Marco (1994, p. 184), em sua perspectiva, apresenta como problemática a questão do princípio da ALA que considera que programas educacionais devem se embasar em objetivos claramente definidos que expressem o que o estudante deve saber e ser capaz de fazer ao final do curso. Considerando que nem sempre os objetivos pré-definidos podem ser alcançados exclusivamente com conhecimentos proporcionados pelo núcleo obrigatório dos currículos, o autor compreende que então nem sempre os estudantes formados podem atender aos objetivos do programa escolhido. Neste sentido, o questionamento de Marco diz respeito à validade de um programa que apresenta entre objetivos do curso tópicos que só podem ser atendidos a partir aquisição de conhecimentos relegados a eventuais decisões dos discentes em obtê-los – ou não – através de disciplinas optativas. Hoje, uma breve visita ao portal da ALA, que segue como referência para as escolas de Library and Information Science nos EUA na atualidade, conferindo a “accreditation” exigida pela maior parte dos empregadores no país, oferece acesso aos documentos a respeito do procedimento e dos critérios de avaliação dos cursos norte-americanos. As normas para a composição dos currículos estadunidenses seguem como normas indicativas e não prescritivas, com o intuito de incentivar a inovação do campo (ALA, 2015). Diante do já considerável lapso temporal entre o trabalho de Marco (1994) e a presente visita às suas contribuições acadêmicas, seriam muito bem-vindos à área novos estudos comparados e internacionais que permitissem compreender a atual caracterização dos currículos norte-americanos, identificando conteúdos básicos abordados nas escolas americanas e comparando os mesmos aos objetivos apresentados atualmente pelos programas estadunidenses, de forma a agregar contribuições úteis para a percepção da relações entre inovação e identidade (“whatandwhy” da Library and Information Science) e enriquecer, assim, o debate epistemológico da Biblioteconomia e Ciência da Informação.

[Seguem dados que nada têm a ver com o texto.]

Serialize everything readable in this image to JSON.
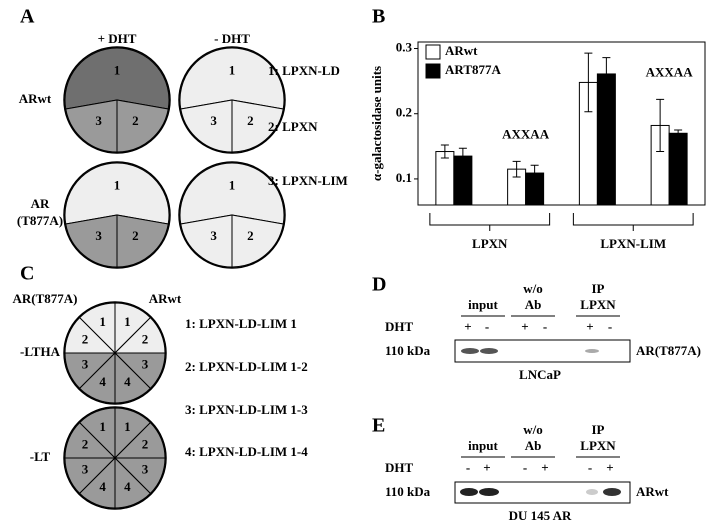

(1) The proper core subjects, as recommended by the worshop participants, were book selection, cataloguing and classification, reference work, administration of libraries, the history of books and libraries, research methods, communication, and the place of libraries in society.

Algumas fontes:

AMERICAN LIBRARY ASSOCIATION. Standards for Accreditation of Master’s Programs in Library and Information Studies. 2015. Disponível em: < http://www.ala.org/accreditedprograms/standards>. Acesso em: 10 maio 2017.

MARCO, Guy A. The demise of the american core curriculum. Libri, v.4, n. 3, 1994, p. 175-189.